Das Problem des Alters ist anscheinend ungelöst. Alte Menschen „zu nichts mehr nütze“, werden abgeschoben - das Altersheim wartet. Es fehlt offensichtlich das Verständnis zwischen der Jugend und dem Alter. Dennoch gibt es junge Leute, die sich jeden Samstag im Pflegeheim Lainz mit „Abgeschobenen“ zusammensetzen, mit ihnen Spazierengehen, reden, eine Gemeinschaft bilden. Die Kontaktarmut wird bewältigt. Beide Generationen lernen, miteinander zu leben, einander zu verstehen.

Josef Messner, Kaufmann im Stahlrohrgewerbe, wollte nicht mehr zusehen, sondern etwas tun: er gründete 1972 mit zwei Freunden den Verein „Gruppe C“ (C für Christus) und experimentierte drei Jahre lang, wie man den Mitmenschen helfen könnte. Seit 1975 gehen freiwillig Jugendliche jeden Samstag in Gruppen in das Pflegeheim Lainz und versuchen, die Einsamkeit der Alten zu mildern. Messner meint: „Die Stadt Wien tut viel für die Alten, aber materiell. Die zwischenmenschlichen Beziehungen kommen dabei - wohl gezwungenermaßen - zu kurz. Das unterscheidet uns von der Glaubensinformation: dort muß zuerst das Christentum vorhanden sein, dann

wird etwas getan. Wir tun zunächst einiges, erst dann kommt - als Wechselspiel zwischen Ursache und Wirkung - das Christliche Bewußtsein.“

Als der Verein gegründet wurde, ahnte Messner noch nicht, auf welche Resonanz er stoßen würde. Heute leisten 60 junge Menschen zwischen 15 und 25 Jahren alten Mitmenschen Gesellschaft. Es könnten noch mehr sein, aber Messner sind 60 Engagierte lieber als 300 Mitläufer. Inzwischen wurde ihre Aktivität mit dem von einer Sparkasse gestifteten „österreichischen Jugendpreis“ belohnt.

Der Verein wird von Freunden finanziell unterstützt, berichtet. Messner. Eine Werbefirma organisierte eine Kampagne, Zeitungen stellen Anzeigenraum unentgeltlich zur Verfügung - warum tun sie das? Um eine entmenschlichte und unpersönliche Gesellschaft auf Nöte anderer aufmerksam zu machen? Oder als Alibihandlung für verdrängte Schuldgefühle?

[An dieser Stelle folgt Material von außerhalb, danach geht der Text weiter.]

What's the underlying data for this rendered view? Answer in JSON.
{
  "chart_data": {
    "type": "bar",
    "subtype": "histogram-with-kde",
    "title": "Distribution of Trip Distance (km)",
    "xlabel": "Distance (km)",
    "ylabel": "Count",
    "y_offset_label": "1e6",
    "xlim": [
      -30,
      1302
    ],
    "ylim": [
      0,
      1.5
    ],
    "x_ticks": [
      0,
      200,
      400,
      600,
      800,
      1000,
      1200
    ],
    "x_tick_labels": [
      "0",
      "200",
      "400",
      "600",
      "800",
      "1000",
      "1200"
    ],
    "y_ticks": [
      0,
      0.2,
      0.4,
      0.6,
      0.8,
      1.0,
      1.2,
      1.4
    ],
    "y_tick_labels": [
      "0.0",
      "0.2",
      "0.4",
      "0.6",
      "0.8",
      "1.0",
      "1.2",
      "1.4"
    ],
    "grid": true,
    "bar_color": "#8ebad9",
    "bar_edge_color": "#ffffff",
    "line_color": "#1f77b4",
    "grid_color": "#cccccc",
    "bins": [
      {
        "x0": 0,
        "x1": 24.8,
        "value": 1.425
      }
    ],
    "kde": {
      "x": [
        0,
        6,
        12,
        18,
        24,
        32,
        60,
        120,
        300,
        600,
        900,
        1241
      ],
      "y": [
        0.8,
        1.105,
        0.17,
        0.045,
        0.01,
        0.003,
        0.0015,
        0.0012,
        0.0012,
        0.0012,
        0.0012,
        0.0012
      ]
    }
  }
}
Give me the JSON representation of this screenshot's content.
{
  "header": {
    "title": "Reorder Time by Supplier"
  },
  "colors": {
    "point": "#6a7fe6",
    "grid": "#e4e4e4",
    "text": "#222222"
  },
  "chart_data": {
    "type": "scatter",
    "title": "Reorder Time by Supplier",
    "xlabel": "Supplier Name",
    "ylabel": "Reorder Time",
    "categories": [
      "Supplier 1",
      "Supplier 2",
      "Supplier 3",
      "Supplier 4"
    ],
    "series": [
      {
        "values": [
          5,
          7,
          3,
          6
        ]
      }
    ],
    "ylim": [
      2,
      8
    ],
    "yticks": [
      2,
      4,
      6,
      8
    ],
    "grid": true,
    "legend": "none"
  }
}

Jedenfalls will die „Gruppe C“ den Gedanken ausbauen und sucht dafür geeignete Räume zur Schaffung eines Zentrums, einer „Soziothek“. Ein Zentrum für die jungen Leute selbst, ein Forum zur Erörterung alltäglicher Probleme zwischen Eltern und Kindern soll dort entstehen. Die Probleme alter Menschen zu verstehen ist offenbar nur in praktischer Arbeit möglich. „Die Theorie kommt dann von selbst“, schließt Messner.